Но есаул неожиданно возразил:
– Хрен с ними, на нет русскому человеку обижаться не след, на Руси всегда так было. Главная наша беда – измена. Шпионов напустили – как клопов. Коли сам военный министр с германцами через свою жену стакнулся – красива, говорят, стерва!.. Куда ни плюнь, в немчуру попадешь: "штофы", "дорфы", "морфы". Моя б воля: когда началась война, в первый же день всех с немецкими и прочими нерусскими фамилиями перевешал бы на фонарях, а потом бы уже трубил поход. Но первым повесил бы этого сукина сына Гришку Распутина.
Он заскрипел на пружинах, приподнимаясь, сделал какое-то резкое движение, от которого просвистело в воздухе:
– Тянет!.. – Сел на койке. – Лучше не бередить душу. С шашкой бы в лаву – и кочан в кусты, мать их!..
Катя охнул:
– Тимофей Терентьич, зачем так-то при Надежде Сергеевне?..
После врачебного обхода распорядок их дня нарушился. Сестра милосердия Елизавета Андреевна провозгласила:
– Сюрприз вам, Костырев-Карачинский, родители приехали!
– Мама? И отец?
По восклицанию прапорщика Путко не мог понять, доволен он или обескуражен. Видимо, в душе молодого офицера боролись чувства противоречивые. Только проводили с торжествами на фронт, а он уже в лазарете. Не в таком обличье хотел бравый отпрыск предстать пред родительскими очами.
Палату заполнили чмоканья, воркующий, радостный, сквозь слезы голос женщины и покашливание мужчины.

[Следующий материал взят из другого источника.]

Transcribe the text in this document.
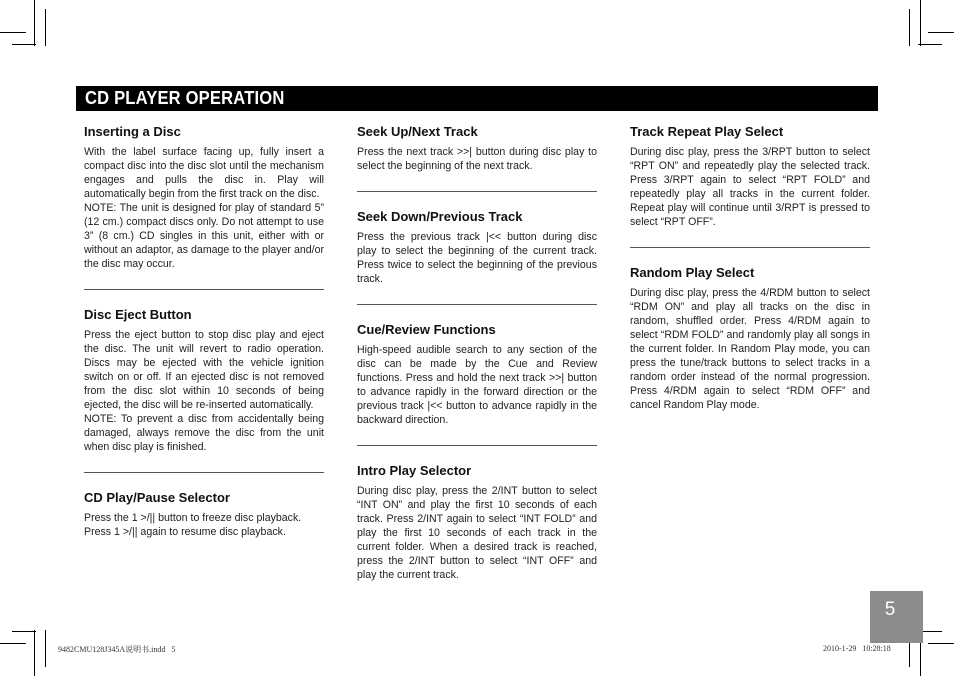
CD PLAYER OPERATION
Inserting a Disc

With the label surface facing up, fully insert a compact disc into the disc slot until the mechanism engages and pulls the disc in. Play will automatically begin from the first track on the disc.

NOTE: The unit is designed for play of standard 5” (12 cm.) compact discs only. Do not attempt to use 3” (8 cm.) CD singles in this unit, either with or without an adaptor, as damage to the player and/or the disc may occur.

Disc Eject Button

Press the eject button to stop disc play and eject the disc. The unit will revert to radio operation. Discs may be ejected with the vehicle ignition switch on or off. If an ejected disc is not removed from the disc slot within 10 seconds of being ejected, the disc will be re-inserted automatically.

NOTE: To prevent a disc from accidentally being damaged, always remove the disc from the unit when disc play is finished.

CD Play/Pause Selector

Press the 1 >/|| button to freeze disc playback. Press 1 >/|| again to resume disc playback.

Seek Up/Next Track

Press the next track >>| button during disc play to select the beginning of the next track.

Seek Down/Previous Track

Press the previous track |<< button during disc play to select the beginning of the current track. Press twice to select the beginning of the previous track.

Cue/Review Functions

High-speed audible search to any section of the disc can be made by the Cue and Review functions. Press and hold the next track >>| button to advance rapidly in the forward direction or the previous track |<< button to advance rapidly in the backward direction.

Intro Play Selector

During disc play, press the 2/INT button to select “INT ON” and play the first 10 seconds of each track. Press 2/INT again to select “INT FOLD” and play the first 10 seconds of each track in the current folder. When a desired track is reached, press the 2/INT button to select “INT OFF” and play the current track.

Track Repeat Play Select

During disc play, press the 3/RPT button to select “RPT ON” and repeatedly play the selected track. Press 3/RPT again to select “RPT FOLD” and repeatedly play all tracks in the current folder. Repeat play will continue until 3/RPT is pressed to select “RPT OFF”.

Random Play Select

During disc play, press the 4/RDM button to select “RDM ON” and play all tracks on the disc in random, shuffled order. Press 4/RDM again to select “RDM FOLD” and randomly play all songs in the current folder. In Random Play mode, you can press the tune/track buttons to select tracks in a random order instead of the normal progression. Press 4/RDM again to select “RDM OFF” and cancel Random Play mode.

5
9482CMU128J345A说明书.indd   5	2010-1-29   10:28:18
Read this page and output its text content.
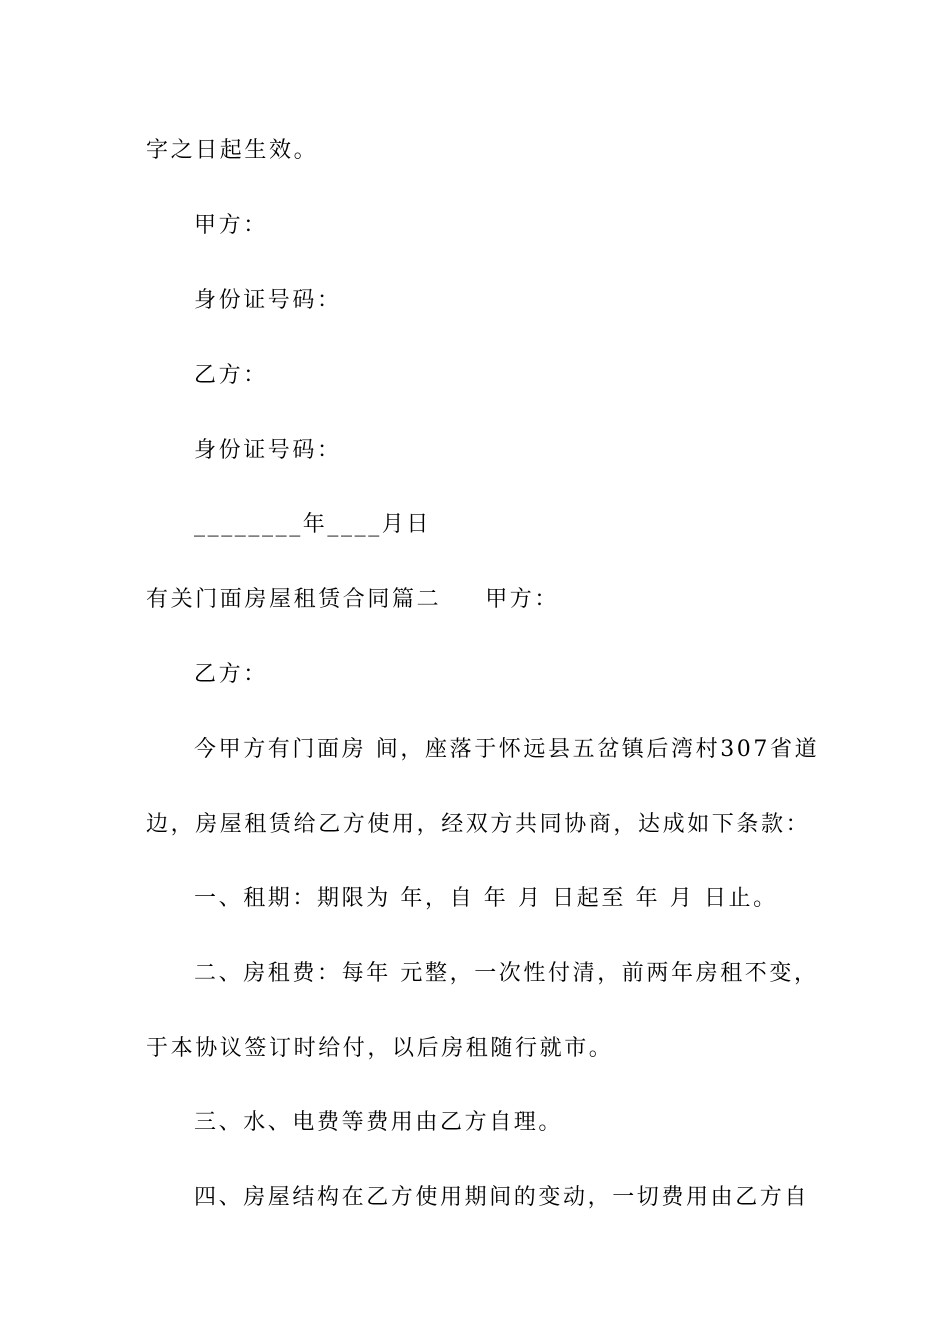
字之日起生效。
甲方：
身份证号码：
乙方：
身份证号码：
________年____月日
有关门面房屋租赁合同篇二 甲方：
乙方：
今甲方有门面房 间，座落于怀远县五岔镇后湾村307省道
边，房屋租赁给乙方使用，经双方共同协商，达成如下条款：
一、租期：期限为 年，自 年 月 日起至 年 月 日止。
二、房租费：每年 元整，一次性付清，前两年房租不变，
于本协议签订时给付，以后房租随行就市。
三、水、电费等费用由乙方自理。
四、房屋结构在乙方使用期间的变动，一切费用由乙方自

– Ну что вы, маменька, что вы! – деланным басом смущенно останавливал юноша. Антон представил, как мать набросилась с поцелуями на свое чадо, а он по-мужски сторонился ее объятий.
– Мои сотоварищи, – веско представил по званиям и именам-отчествам и фамилиям Константин и добавил: – Оба тяжело ранены на фронте.
Женщина сочувственно заохала. Судя по голосу, совсем еще молода. Добрая, наверное, располневшая на московских расстегаях и кулебяках. Небось глядит не наглядится на сынуленьку. А отец молчалив. Должно быть, сухарь в вицмундире, застегнутом на все пуговицы.
Заскрипели крышки плетеных корзинок, зашуршал пергамент, по комнате разлился аромат домашних яств.
– Вы, воины дорогие, не побрезгуйте нашими гостинцами, откушайте! Тут и курочка, и гусятинка, пироги, варенье, грибочки, икорочка... Кушайте на здоровье, поправляйтесь!
– Возьмите, Тимофей Терентьич, – сказал прапорщик. – Мама, передайте Антону Владимировичу.
– Гм, гм, – произнес отец.
– Больно тебе, Котенька? Очень болит?